Back in 2012, Round 5 and Mad Toy Design teamed up with Bruce Lee Enterprises to create a series of designer toys based on Bruce and many of the martial arts icons with which he shared the screen. The result was a toy line called Bruce Lee’s Temple of Kung-Fu, a series of several dozen blind boxed figures including a number of Bruce variants, fellow martial artists like Chuck Norris, Jim Kelly and Bolo Yeung, and more Kung-Fu staples like warrior monks, ninjas, samurai and the white bearded Old Master.
These guys are awesome! Each figure stands about 3″ tall, and features a blank body with mostly painted details, a blank head with unique face design, and sculpted hair and accessories, which add a unique dimensionality to the figures’ aesthetic. Each figure features a ball jointed neck, as well as cut shoulders, allowing some range of motion… while I would have loved to see the wrists, waist and ankles also get articulated, the figures remain very sturdy and easy to stand with their limited moving parts.
For only a first wave, the series is impressive in its spread of characters. There are a myriad of Bruce Lee figures, including the legend in his yellow and black Game of Death jumpsuit, shirtless with black pants as seen in Enter the Dragon, in a tank top and jeans, ready for a street fight, and even dressed as Kato from Green Hornet. The figures go the extra mile, by giving each incarnation of Bruce unique hair based on his style at the time, as well as a variety of facial expressions ranging from a confident, battle-ready smile to a bruised and bloody grimace. Each looks awesome, and helps to diversify the wide range of Bruce figures in the lineup.

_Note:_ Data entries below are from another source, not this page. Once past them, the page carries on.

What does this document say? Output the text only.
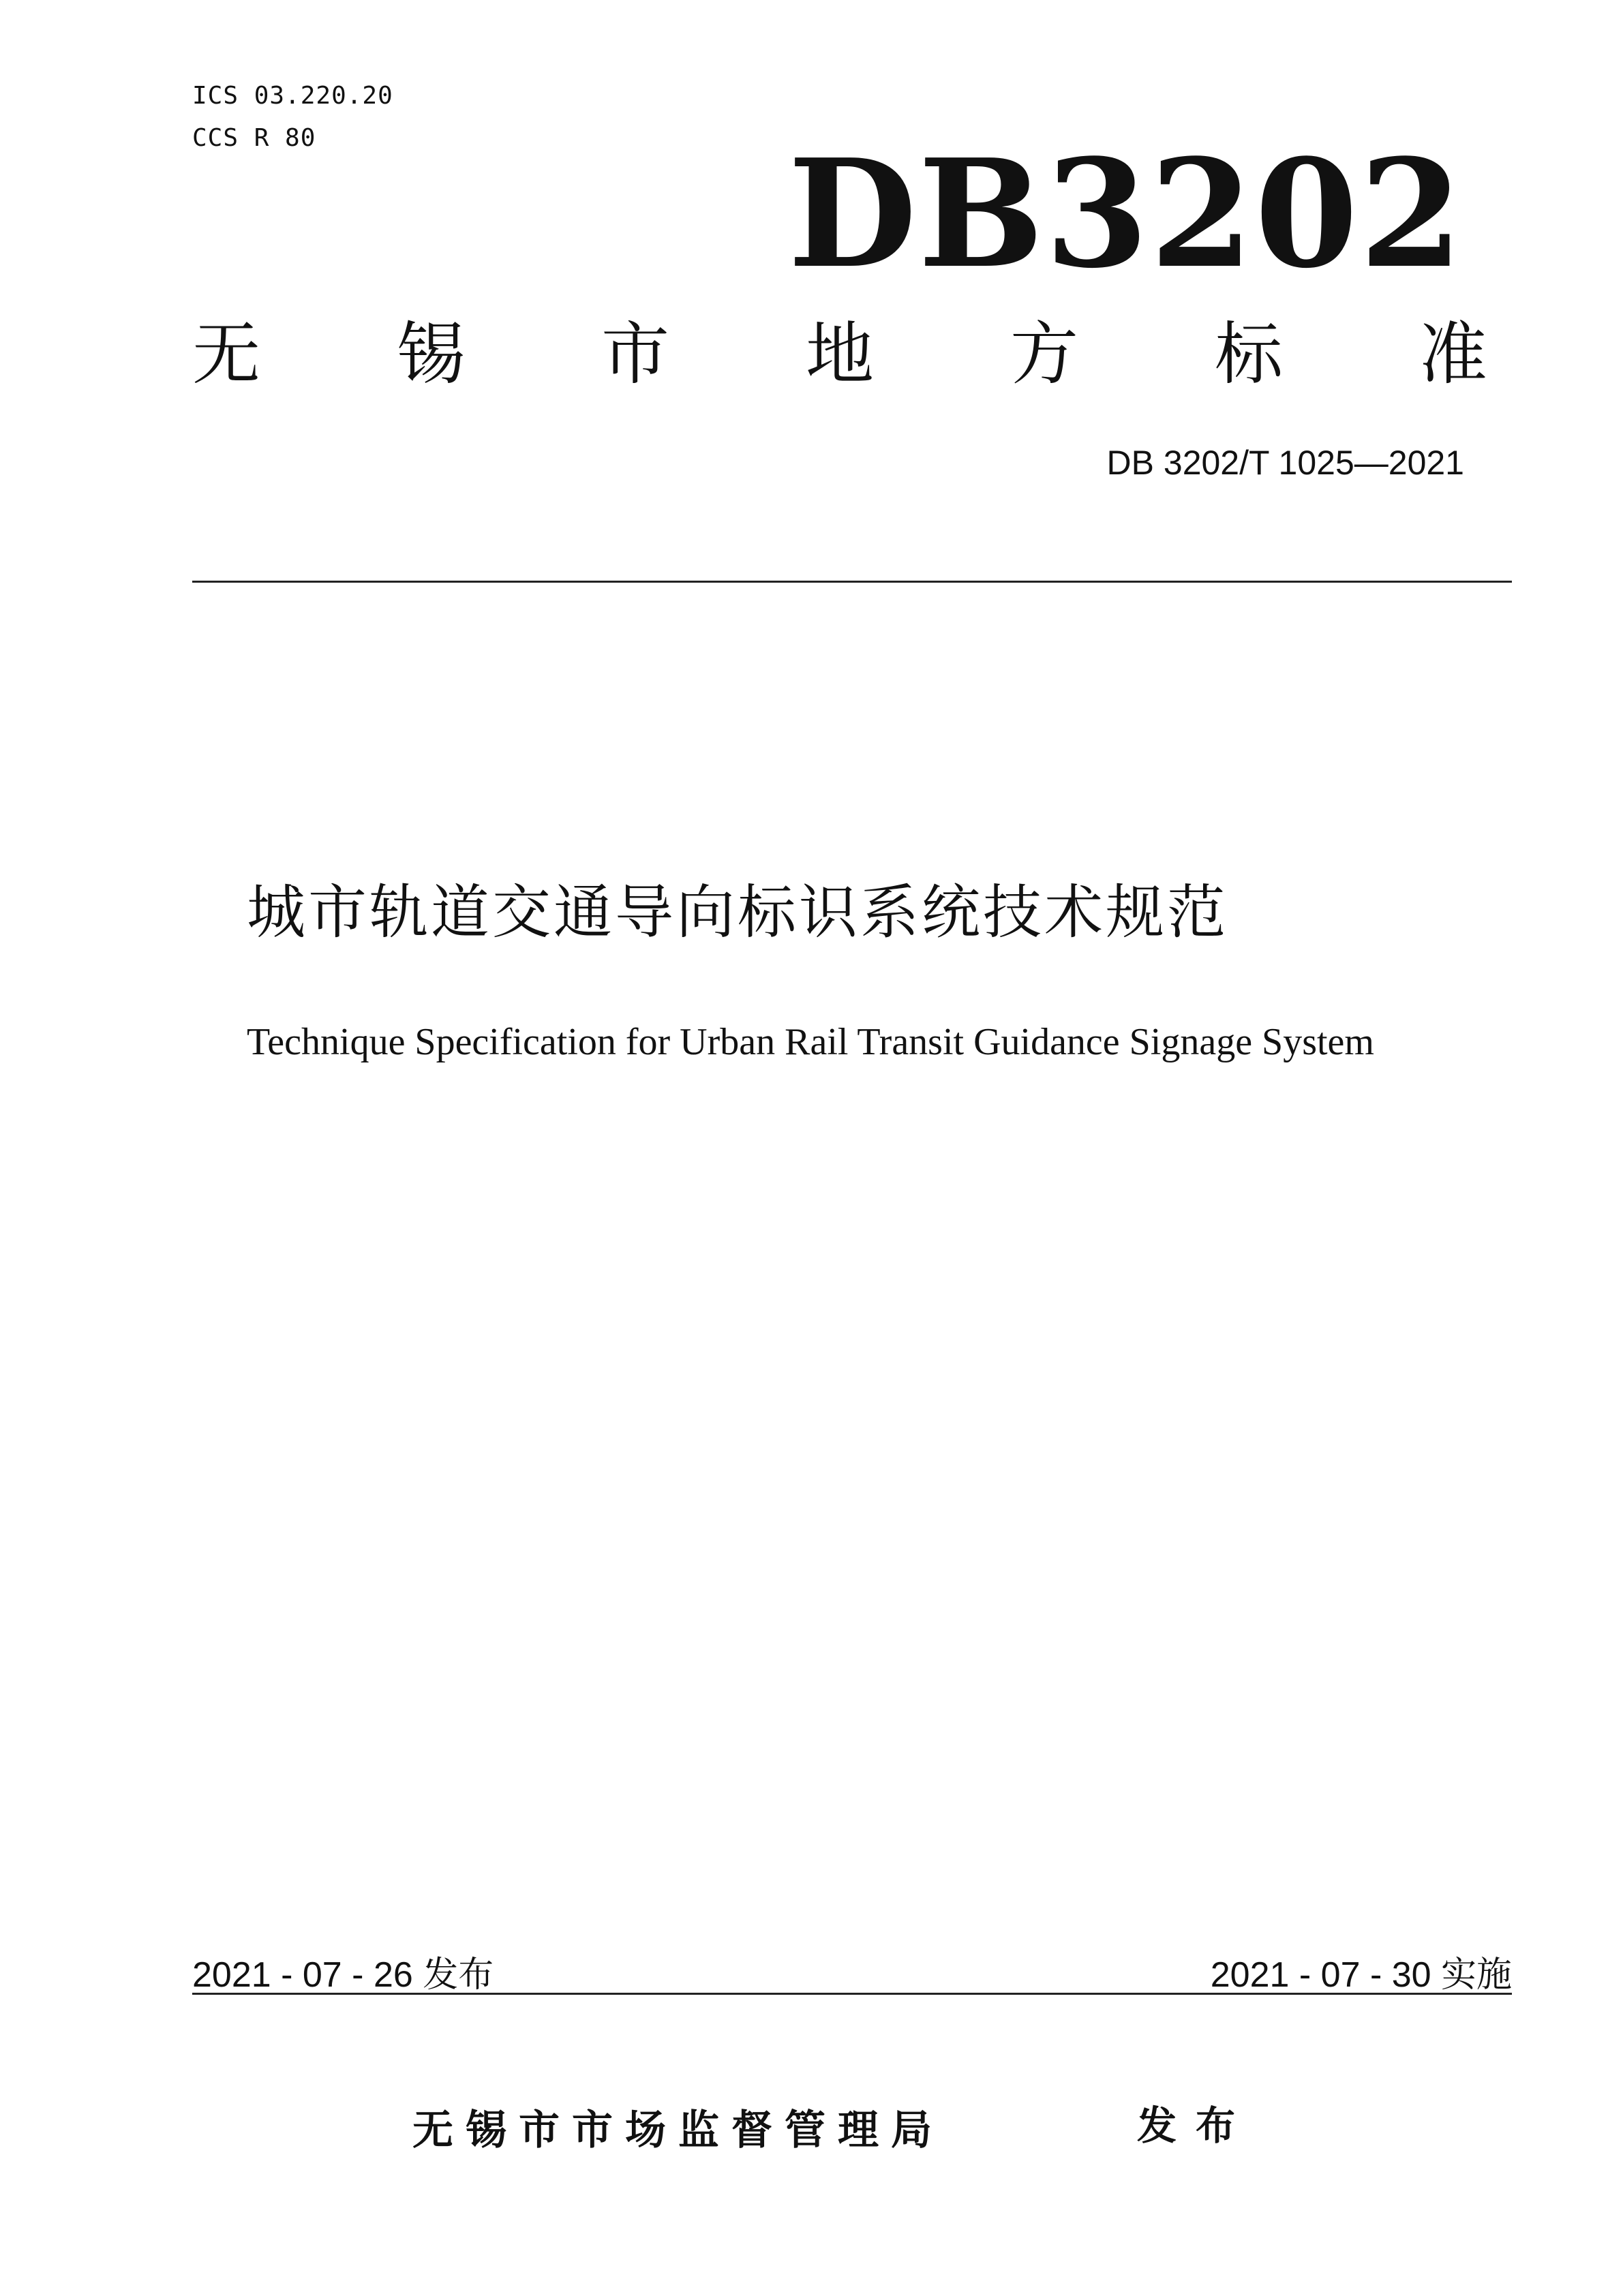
ICS 03.220.20
CCS R 80	DB3202
无 锡 市 地 方 标 准
DB 3202/T 1025—2021
城市轨道交通导向标识系统技术规范
Technique Specification for Urban Rail Transit Guidance Signage System
2021 - 07 - 26 发布	2021 - 07 - 30 实施
无锡市市场监督管理局	发布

It’s the other characters that make this line even more special. Bolo and Han from Enter the Dragon look great, the former featuring an overlay to signify his bulky musculature and the latter with his oversized metal hand. Chuck Norris is cool and hilarious, with his overlays of thick chest and arm hair, and my personal favorite Jim Kelly is totally cool with his badass afro and mutton chop sideburns.

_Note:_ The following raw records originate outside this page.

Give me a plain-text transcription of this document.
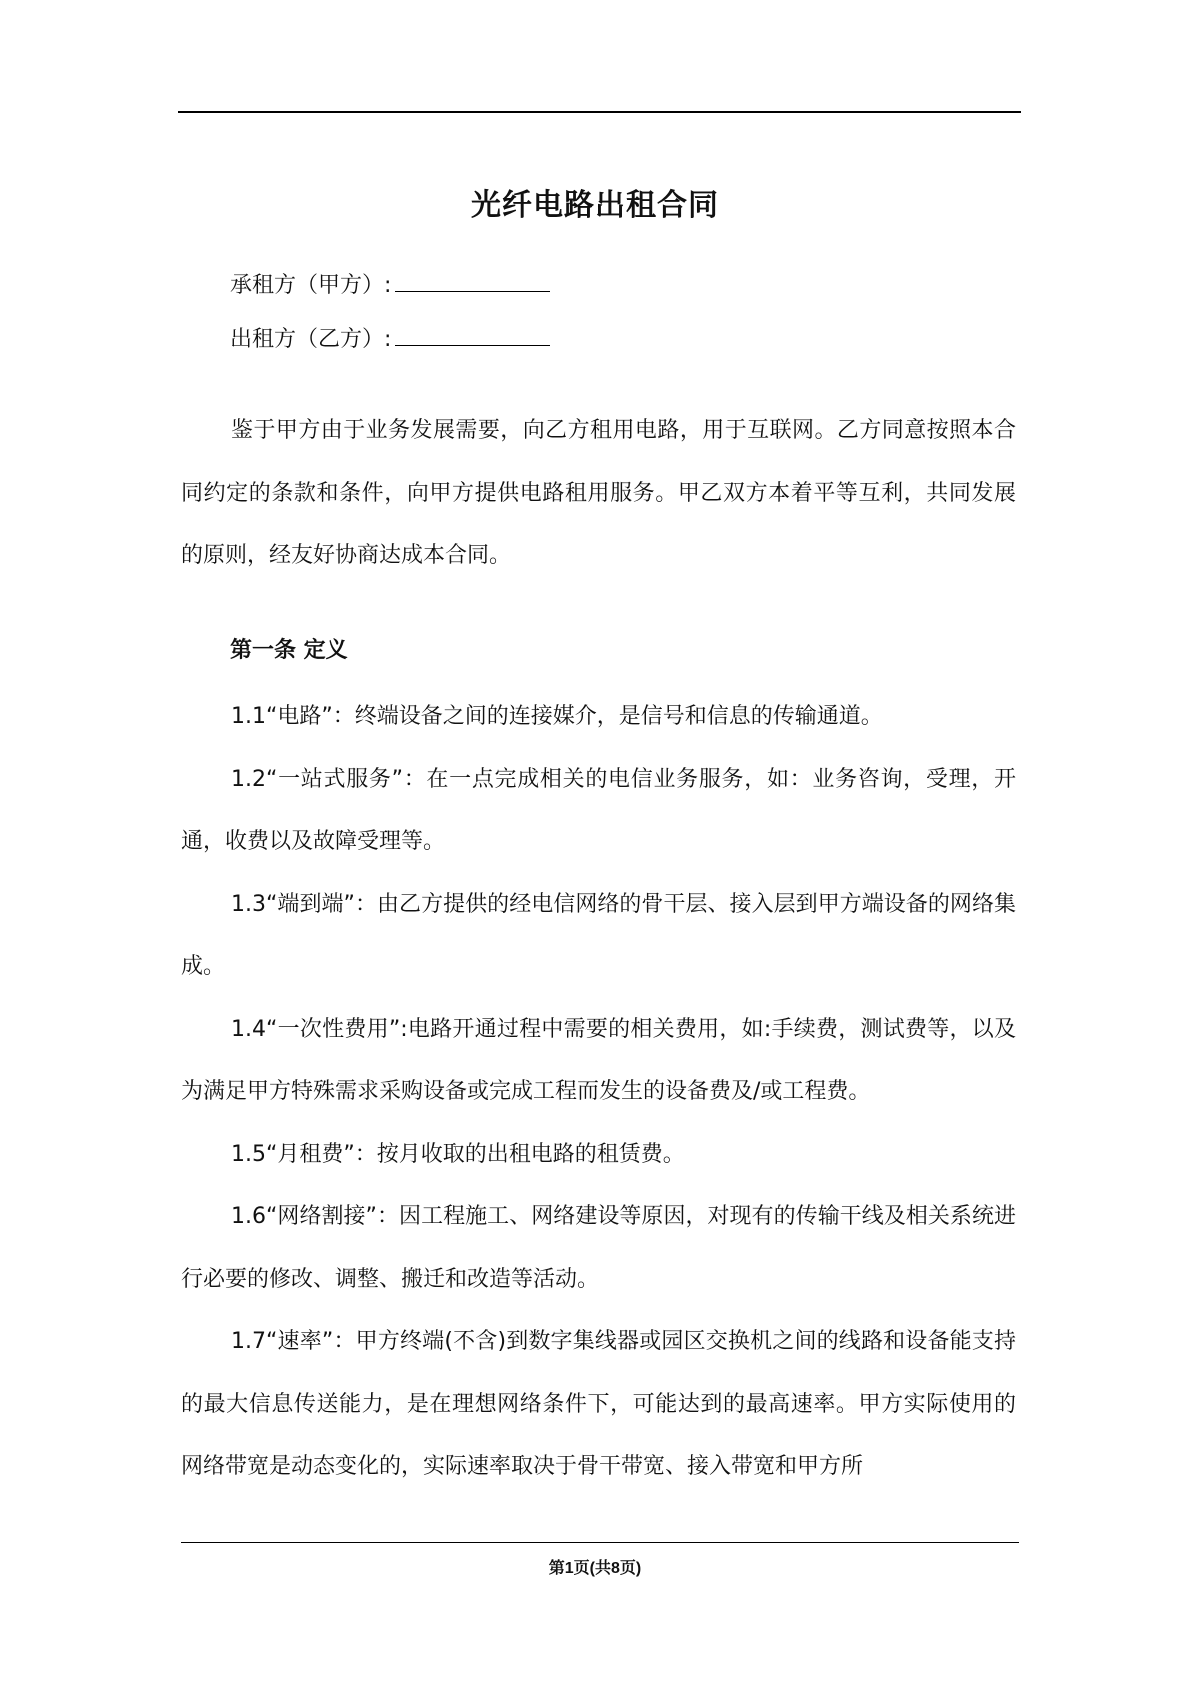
光纤电路出租合同
承租方（甲方）:
出租方（乙方）:

鉴于甲方由于业务发展需要，向乙方租用电路，用于互联网。乙方同意按照本合同约定的条款和条件，向甲方提供电路租用服务。甲乙双方本着平等互利，共同发展的原则，经友好协商达成本合同。

第一条 定义

1.1“电路”：终端设备之间的连接媒介，是信号和信息的传输通道。

1.2“一站式服务”：在一点完成相关的电信业务服务，如：业务咨询，受理，开通，收费以及故障受理等。

1.3“端到端”：由乙方提供的经电信网络的骨干层、接入层到甲方端设备的网络集成。

1.4“一次性费用”:电路开通过程中需要的相关费用，如:手续费，测试费等，以及为满足甲方特殊需求采购设备或完成工程而发生的设备费及/或工程费。

1.5“月租费”：按月收取的出租电路的租赁费。

1.6“网络割接”：因工程施工、网络建设等原因，对现有的传输干线及相关系统进行必要的修改、调整、搬迁和改造等活动。

1.7“速率”：甲方终端(不含)到数字集线器或园区交换机之间的线路和设备能支持的最大信息传送能力，是在理想网络条件下，可能达到的最高速率。甲方实际使用的网络带宽是动态变化的，实际速率取决于骨干带宽、接入带宽和甲方所

第1页(共8页)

There is a simple charm to the Temple of Kung-Fu figures which I find irresistible. These guys are so cool, and so fun, they’d be a joy even if they weren’t also a perfect tribute to the major players in the golden age of Kung Fu movies. It’s a shame this line never took off beyond this first series, but the silver lining s this– Five Below has picked them up and is currently selling the blind boxed figures at a great price of only $3 each. That’s where I found mine, and I was quickly able to amass a small army of Bruce Lee’s, along with his friends and foes.
For any fans of Bruce Lee and classic Kung-Fu movies, these figures come with the highest possible recommendation. They’re incredibly cool, delightfully self-referential, and a blast to collect, especially at less than $5 a pop at Five Below. I’m glad I gave these a shot, and wish I had discovered them sooner… it’s a shame we won’t see the line expand with more icons of classic Kung-Fu cinema. But as it stands, nothing will stop me from appreciating the totally cool art toys we did get from this line, and in that respect Bruce Lee’s Temple of Kung-Fu lives on.